Artificial intelligence (AI) has the potential to reshape the pharmaceutical industry, potentially cutting drug development time by up to 70% and reducing the number of clinical trial phases, according to industry leaders speaking at Gitex Asia 2025.
During a panel discussion moderated by Giang Nguyen, chief technology officer at Nanyang Biologics, which has developed a drug-target interaction graph neural network for drug discovery, the experts explored the potential and challenges of integrating AI into drug discovery and development.
Alok Khettry, chief operating officer at India’s Bharat Serums and Vaccines, noted that AI can help to speed up clinical trials that involve multiple phases. “Today, we look at phase one to phase four, but this may change in the next few years, when you may have only two phases,” he said.
In developing drugs to treat cancer, rare conditions and diseases like Alzheimer’s, Khettry said AI can reduce development time by as much as 70% and drive “huge cost savings”. He cited cases where the use of AI has helped to bring a drug to market, from identifying drug candidates to the pre-clinical trial stage, in just 36 months.
Frank Yang, founding partner and CEO of Blue Ocean Capital Group, a Chinese venture capital firm focused on life sciences, highlighted AI’s potential in treating conditions that are difficult to diagnose. “AI is going to be a huge weapon in rare disease diagnostics,” said Yang, recounting a case where AI had helped to identify a rare disease possibility missed by doctors.
He also pointed to the use of newer generative AI models in drug development, though he warned of the “illusion provided by this type of AI” and stressed the importance of validating model outputs.
The panel also touched on AI’s potential to bridge the gap between modern science and traditional medicine, such as Ayurveda and traditional Chinese medicine (TCM). Yang said AI-powered TCM clinics have emerged in China, where robots assist in diagnosis and treatment suggestions. “The number of years of experience of TCM physicians matter and these robots have an average of 20 years of experience,” added.
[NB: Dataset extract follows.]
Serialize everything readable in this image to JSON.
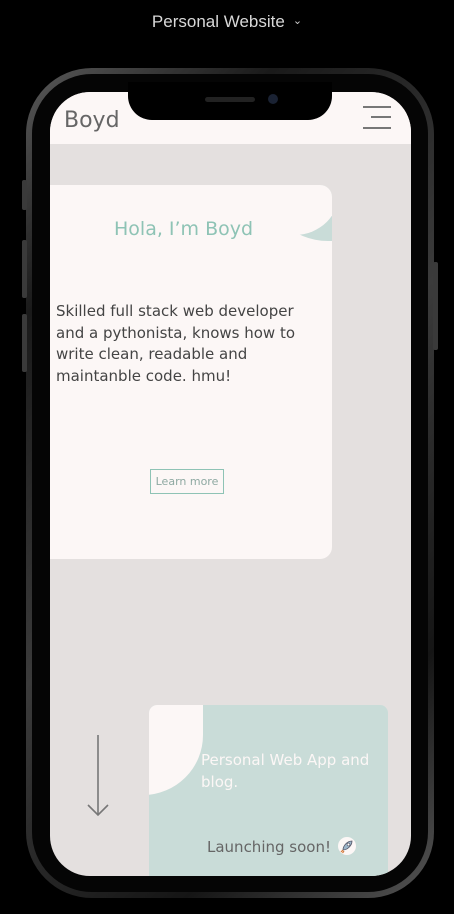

AI can also help with building the scientific validation often lacking in alternative therapies, said Khettry. “One problem with alternative medicine is the lack of evidence, so AI can definitely help in developing that evidence faster,” he added.
Despite the optimism, challenges remain, particularly for established pharmaceutical companies. Khettry noted the difficulty of harnessing AI in legacy drug development processes, from identifying drug targets to designing drug molecules. “AI has to be integrated right from the beginning,” he said. “If you have old R&D processes, integrating AI into those processes can be difficult. There’s also the mindset and cultural issue that will come in.”
From an investor’s perspective, Yang pointed out the symbiotic relationship between startups and large pharmaceutical companies, noting that while startups account for 80% of novel drug candidates in the market, large corporations are needed to commercialise them.
He advised startups that are looking to tap AI in drug discovery to develop a unique “weapon”, whether it’s a drug candidate or a delivery platform, citing Ribo Life Sciences, one of Blue Ocean’s portfolio companies that has built a platform pharmaceutical companies can use to develop drugs, from early research to commercialisation.
To pave the way for broader adoption of AI in the pharmaceutical industry, the panel agreed on the need for supportive ecosystems. Yang called for public sector investment in infrastructure such as shared data resources and compute power, alongside supportive regulatory environments and incentive programmes.
Khettry cited global initiatives such as the Coalition for Epidemic Preparedness Innovations as successful models for funding drug development. “They work with governments, the private sector and philanthropic organisations to fund the development of vaccines against infectious diseases,” he said. “Collaboration is the order of the day, and so if we want to save cost and take advantage of the power of AI, then public-private partnerships are going to be the way forward.”